Nanoceria coating imperfections and their effect on the high-temperature oxidation resistance of a 304 stainless steel

The microemulsion method was employed in this work for synthesizing nanocrystalline cerium oxide particles. Average nanoparticle sizes of 3.45 nm were produced by these means. XPS determinations indicated that both Ce³⁺ and Ce⁴⁺ are present in the synthesized nanoceria particles, with an average amount of 22.8 % of Ce³⁺ ions. It was found that the nanocrystalline cerium oxide coatings lead to significant improvements (of 1–2 orders of magnitude) in the high-temperature oxidation resistance of 304 SS. In addition, it was found that by decreasing the nanoparticle mean size from 10 to 3.45 nm, the effect of the coating protection was drastically improved.
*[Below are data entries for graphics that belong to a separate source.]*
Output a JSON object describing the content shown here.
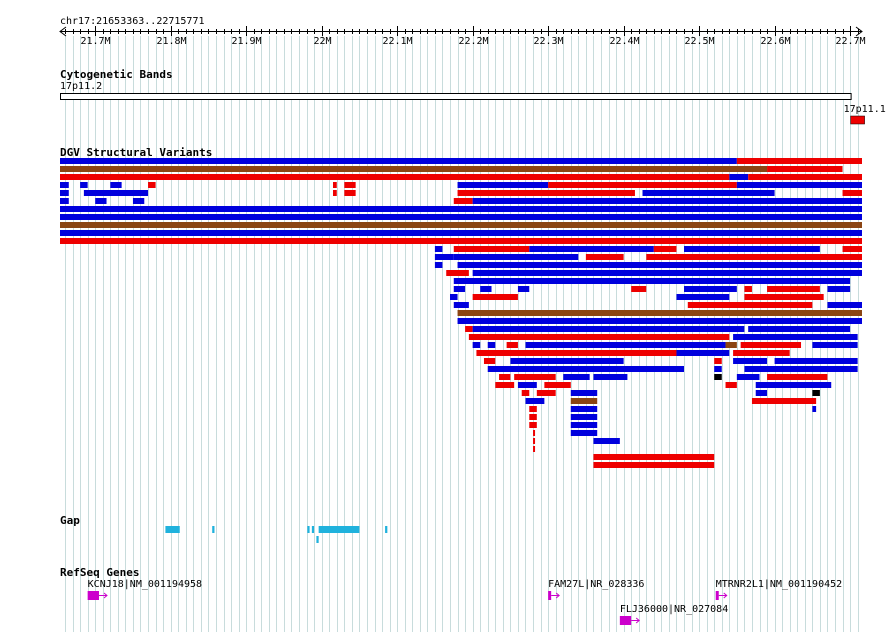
{
  "view": {
    "region_label": "chr17:21653363..22715771",
    "region_start": 21653363,
    "region_end": 22715771
  },
  "ruler": {
    "ticks": [
      {
        "pos": 21700000,
        "label": "21.7M"
      },
      {
        "pos": 21800000,
        "label": "21.8M"
      },
      {
        "pos": 21900000,
        "label": "21.9M"
      },
      {
        "pos": 22000000,
        "label": "22M"
      },
      {
        "pos": 22100000,
        "label": "22.1M"
      },
      {
        "pos": 22200000,
        "label": "22.2M"
      },
      {
        "pos": 22300000,
        "label": "22.3M"
      },
      {
        "pos": 22400000,
        "label": "22.4M"
      },
      {
        "pos": 22500000,
        "label": "22.5M"
      },
      {
        "pos": 22600000,
        "label": "22.6M"
      },
      {
        "pos": 22700000,
        "label": "22.7M"
      }
    ]
  },
  "tracks": {
    "cytobands": {
      "title": "Cytogenetic Bands",
      "bands": [
        {
          "name": "17p11.2",
          "start": 21653363,
          "end": 22702000,
          "color": "#ffffff"
        },
        {
          "name": "17p11.1",
          "start": 22702000,
          "end": 22715771,
          "color": "#ee0000"
        }
      ]
    },
    "dgv": {
      "title": "DGV Structural Variants",
      "colors": {
        "gain": "#ee0000",
        "loss": "#0000dd",
        "both": "#8b4513",
        "other": "#000000"
      },
      "rows": [
        [
          {
            "s": 21653363,
            "e": 22550000,
            "t": "loss"
          },
          {
            "s": 22550000,
            "e": 22715771,
            "t": "gain"
          }
        ],
        [
          {
            "s": 21653363,
            "e": 22590000,
            "t": "both"
          },
          {
            "s": 22590000,
            "e": 22690000,
            "t": "gain"
          }
        ],
        [
          {
            "s": 21653363,
            "e": 22540000,
            "t": "gain"
          },
          {
            "s": 22540000,
            "e": 22565000,
            "t": "loss"
          },
          {
            "s": 22565000,
            "e": 22715771,
            "t": "gain"
          }
        ],
        [
          {
            "s": 21653363,
            "e": 21665000,
            "t": "loss"
          },
          {
            "s": 21680000,
            "e": 21690000,
            "t": "loss"
          },
          {
            "s": 21720000,
            "e": 21735000,
            "t": "loss"
          },
          {
            "s": 21770000,
            "e": 21780000,
            "t": "gain"
          },
          {
            "s": 22015000,
            "e": 22020000,
            "t": "gain"
          },
          {
            "s": 22030000,
            "e": 22045000,
            "t": "gain"
          },
          {
            "s": 22180000,
            "e": 22300000,
            "t": "loss"
          },
          {
            "s": 22300000,
            "e": 22550000,
            "t": "gain"
          },
          {
            "s": 22550000,
            "e": 22715771,
            "t": "loss"
          }
        ],
        [
          {
            "s": 21653363,
            "e": 21665000,
            "t": "loss"
          },
          {
            "s": 21685000,
            "e": 21770000,
            "t": "loss"
          },
          {
            "s": 22015000,
            "e": 22020000,
            "t": "gain"
          },
          {
            "s": 22030000,
            "e": 22045000,
            "t": "gain"
          },
          {
            "s": 22180000,
            "e": 22415000,
            "t": "gain"
          },
          {
            "s": 22425000,
            "e": 22600000,
            "t": "loss"
          },
          {
            "s": 22690000,
            "e": 22715771,
            "t": "gain"
          }
        ],
        [
          {
            "s": 21653363,
            "e": 21665000,
            "t": "loss"
          },
          {
            "s": 21700000,
            "e": 21715000,
            "t": "loss"
          },
          {
            "s": 21750000,
            "e": 21765000,
            "t": "loss"
          },
          {
            "s": 22175000,
            "e": 22200000,
            "t": "gain"
          },
          {
            "s": 22200000,
            "e": 22715771,
            "t": "loss"
          }
        ],
        [
          {
            "s": 21653363,
            "e": 22715771,
            "t": "loss"
          }
        ],
        [
          {
            "s": 21653363,
            "e": 22715771,
            "t": "loss"
          }
        ],
        [
          {
            "s": 21653363,
            "e": 22715771,
            "t": "both"
          }
        ],
        [
          {
            "s": 21653363,
            "e": 22715771,
            "t": "loss"
          }
        ],
        [
          {
            "s": 21653363,
            "e": 22715771,
            "t": "gain"
          }
        ],
        [
          {
            "s": 22150000,
            "e": 22160000,
            "t": "loss"
          },
          {
            "s": 22175000,
            "e": 22275000,
            "t": "gain"
          },
          {
            "s": 22275000,
            "e": 22440000,
            "t": "loss"
          },
          {
            "s": 22440000,
            "e": 22470000,
            "t": "gain"
          },
          {
            "s": 22480000,
            "e": 22660000,
            "t": "loss"
          },
          {
            "s": 22690000,
            "e": 22715771,
            "t": "gain"
          }
        ],
        [
          {
            "s": 22150000,
            "e": 22175000,
            "t": "loss"
          },
          {
            "s": 22175000,
            "e": 22340000,
            "t": "loss"
          },
          {
            "s": 22350000,
            "e": 22400000,
            "t": "gain"
          },
          {
            "s": 22430000,
            "e": 22715771,
            "t": "gain"
          }
        ],
        [
          {
            "s": 22150000,
            "e": 22160000,
            "t": "loss"
          },
          {
            "s": 22180000,
            "e": 22715771,
            "t": "loss"
          }
        ],
        [
          {
            "s": 22165000,
            "e": 22195000,
            "t": "gain"
          },
          {
            "s": 22200000,
            "e": 22715771,
            "t": "loss"
          }
        ],
        [
          {
            "s": 22175000,
            "e": 22700000,
            "t": "loss"
          }
        ],
        [
          {
            "s": 22175000,
            "e": 22190000,
            "t": "loss"
          },
          {
            "s": 22210000,
            "e": 22225000,
            "t": "loss"
          },
          {
            "s": 22260000,
            "e": 22275000,
            "t": "loss"
          },
          {
            "s": 22410000,
            "e": 22430000,
            "t": "gain"
          },
          {
            "s": 22480000,
            "e": 22550000,
            "t": "loss"
          },
          {
            "s": 22560000,
            "e": 22570000,
            "t": "gain"
          },
          {
            "s": 22590000,
            "e": 22660000,
            "t": "gain"
          },
          {
            "s": 22670000,
            "e": 22700000,
            "t": "loss"
          }
        ],
        [
          {
            "s": 22170000,
            "e": 22180000,
            "t": "loss"
          },
          {
            "s": 22200000,
            "e": 22260000,
            "t": "gain"
          },
          {
            "s": 22470000,
            "e": 22540000,
            "t": "loss"
          },
          {
            "s": 22560000,
            "e": 22665000,
            "t": "gain"
          }
        ],
        [
          {
            "s": 22175000,
            "e": 22195000,
            "t": "loss"
          },
          {
            "s": 22485000,
            "e": 22650000,
            "t": "gain"
          },
          {
            "s": 22670000,
            "e": 22715771,
            "t": "loss"
          }
        ],
        [
          {
            "s": 22180000,
            "e": 22715771,
            "t": "both"
          }
        ],
        [
          {
            "s": 22180000,
            "e": 22715771,
            "t": "loss"
          }
        ],
        [
          {
            "s": 22190000,
            "e": 22200000,
            "t": "gain"
          },
          {
            "s": 22200000,
            "e": 22560000,
            "t": "loss"
          },
          {
            "s": 22565000,
            "e": 22700000,
            "t": "loss"
          }
        ],
        [
          {
            "s": 22195000,
            "e": 22540000,
            "t": "gain"
          },
          {
            "s": 22545000,
            "e": 22710000,
            "t": "loss"
          }
        ],
        [
          {
            "s": 22200000,
            "e": 22210000,
            "t": "loss"
          },
          {
            "s": 22220000,
            "e": 22230000,
            "t": "loss"
          },
          {
            "s": 22245000,
            "e": 22260000,
            "t": "gain"
          },
          {
            "s": 22270000,
            "e": 22535000,
            "t": "loss"
          },
          {
            "s": 22535000,
            "e": 22550000,
            "t": "both"
          },
          {
            "s": 22555000,
            "e": 22635000,
            "t": "gain"
          },
          {
            "s": 22650000,
            "e": 22710000,
            "t": "loss"
          }
        ],
        [
          {
            "s": 22205000,
            "e": 22470000,
            "t": "gain"
          },
          {
            "s": 22470000,
            "e": 22540000,
            "t": "loss"
          },
          {
            "s": 22545000,
            "e": 22620000,
            "t": "gain"
          }
        ],
        [
          {
            "s": 22215000,
            "e": 22230000,
            "t": "gain"
          },
          {
            "s": 22250000,
            "e": 22400000,
            "t": "loss"
          },
          {
            "s": 22520000,
            "e": 22530000,
            "t": "gain"
          },
          {
            "s": 22545000,
            "e": 22590000,
            "t": "loss"
          },
          {
            "s": 22600000,
            "e": 22710000,
            "t": "loss"
          }
        ],
        [
          {
            "s": 22220000,
            "e": 22480000,
            "t": "loss"
          },
          {
            "s": 22520000,
            "e": 22530000,
            "t": "loss"
          },
          {
            "s": 22560000,
            "e": 22710000,
            "t": "loss"
          }
        ],
        [
          {
            "s": 22235000,
            "e": 22250000,
            "t": "gain"
          },
          {
            "s": 22255000,
            "e": 22310000,
            "t": "gain"
          },
          {
            "s": 22320000,
            "e": 22355000,
            "t": "loss"
          },
          {
            "s": 22360000,
            "e": 22405000,
            "t": "loss"
          },
          {
            "s": 22520000,
            "e": 22530000,
            "t": "other"
          },
          {
            "s": 22550000,
            "e": 22580000,
            "t": "loss"
          },
          {
            "s": 22590000,
            "e": 22670000,
            "t": "gain"
          }
        ],
        [
          {
            "s": 22230000,
            "e": 22255000,
            "t": "gain"
          },
          {
            "s": 22260000,
            "e": 22285000,
            "t": "loss"
          },
          {
            "s": 22295000,
            "e": 22330000,
            "t": "gain"
          },
          {
            "s": 22535000,
            "e": 22550000,
            "t": "gain"
          },
          {
            "s": 22575000,
            "e": 22675000,
            "t": "loss"
          }
        ],
        [
          {
            "s": 22265000,
            "e": 22275000,
            "t": "gain"
          },
          {
            "s": 22285000,
            "e": 22310000,
            "t": "gain"
          },
          {
            "s": 22330000,
            "e": 22365000,
            "t": "loss"
          },
          {
            "s": 22575000,
            "e": 22590000,
            "t": "loss"
          },
          {
            "s": 22650000,
            "e": 22660000,
            "t": "other"
          }
        ],
        [
          {
            "s": 22270000,
            "e": 22295000,
            "t": "loss"
          },
          {
            "s": 22330000,
            "e": 22365000,
            "t": "both"
          },
          {
            "s": 22570000,
            "e": 22655000,
            "t": "gain"
          }
        ],
        [
          {
            "s": 22275000,
            "e": 22285000,
            "t": "gain"
          },
          {
            "s": 22330000,
            "e": 22365000,
            "t": "loss"
          },
          {
            "s": 22650000,
            "e": 22655000,
            "t": "loss"
          }
        ],
        [
          {
            "s": 22275000,
            "e": 22285000,
            "t": "gain"
          },
          {
            "s": 22330000,
            "e": 22365000,
            "t": "loss"
          }
        ],
        [
          {
            "s": 22275000,
            "e": 22285000,
            "t": "gain"
          },
          {
            "s": 22330000,
            "e": 22365000,
            "t": "loss"
          }
        ],
        [
          {
            "s": 22280000,
            "e": 22282000,
            "t": "gain"
          },
          {
            "s": 22330000,
            "e": 22365000,
            "t": "loss"
          }
        ],
        [
          {
            "s": 22280000,
            "e": 22282000,
            "t": "gain"
          },
          {
            "s": 22360000,
            "e": 22395000,
            "t": "loss"
          }
        ],
        [
          {
            "s": 22280000,
            "e": 22282000,
            "t": "gain"
          }
        ],
        [
          {
            "s": 22360000,
            "e": 22520000,
            "t": "gain"
          }
        ],
        [
          {
            "s": 22360000,
            "e": 22520000,
            "t": "gain"
          }
        ]
      ]
    },
    "gap": {
      "title": "Gap",
      "color": "#20b2dd",
      "rows": [
        [
          {
            "s": 21793000,
            "e": 21812000
          },
          {
            "s": 21855000,
            "e": 21858000
          },
          {
            "s": 21981000,
            "e": 21984000
          },
          {
            "s": 21987000,
            "e": 21990000
          },
          {
            "s": 21996000,
            "e": 22050000
          },
          {
            "s": 22084000,
            "e": 22087000
          }
        ],
        [
          {
            "s": 21993000,
            "e": 21996000
          }
        ]
      ]
    },
    "refseq": {
      "title": "RefSeq Genes",
      "color": "#cc00cc",
      "genes": [
        {
          "label": "KCNJ18|NM_001194958",
          "start": 21690000,
          "end": 21705000,
          "row": 0
        },
        {
          "label": "FAM27L|NR_028336",
          "start": 22300000,
          "end": 22304000,
          "row": 0
        },
        {
          "label": "MTRNR2L1|NM_001190452",
          "start": 22522000,
          "end": 22526000,
          "row": 0
        },
        {
          "label": "FLJ36000|NR_027084",
          "start": 22395000,
          "end": 22410000,
          "row": 1
        }
      ]
    }
  }
}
The experimentally determined parabolic rate constants k _p at 1073 and 1273 K for 304 SS indicated a reduction of up to two orders of magnitude when nanoceria coatings with 3.45 nm in mean size were applied. Also, the scale thickness was reduced from 15 to 5 μm when oxidized at 1073 K for 442 h. Coatings with purchased nanoceria particles (10 nm) were not as effective as the coatings with synthesized nanoceria. Apparently, at increasing nanoceria sizes, the oxidation protection is significantly reduced. In addition, it was found that the method of dipping for coating 304 SS does not provide a uniform coverage with nanoceria particles. Fe-rich ‘islands’ develop during high-temperature oxidation indicating that some regions do not exhibit the protection that nanoceria can provide. In contrast, relatively thick-coating regions on the steel substrate exhibit minimal oxidation, and the resultant scale is fine grained and uniform.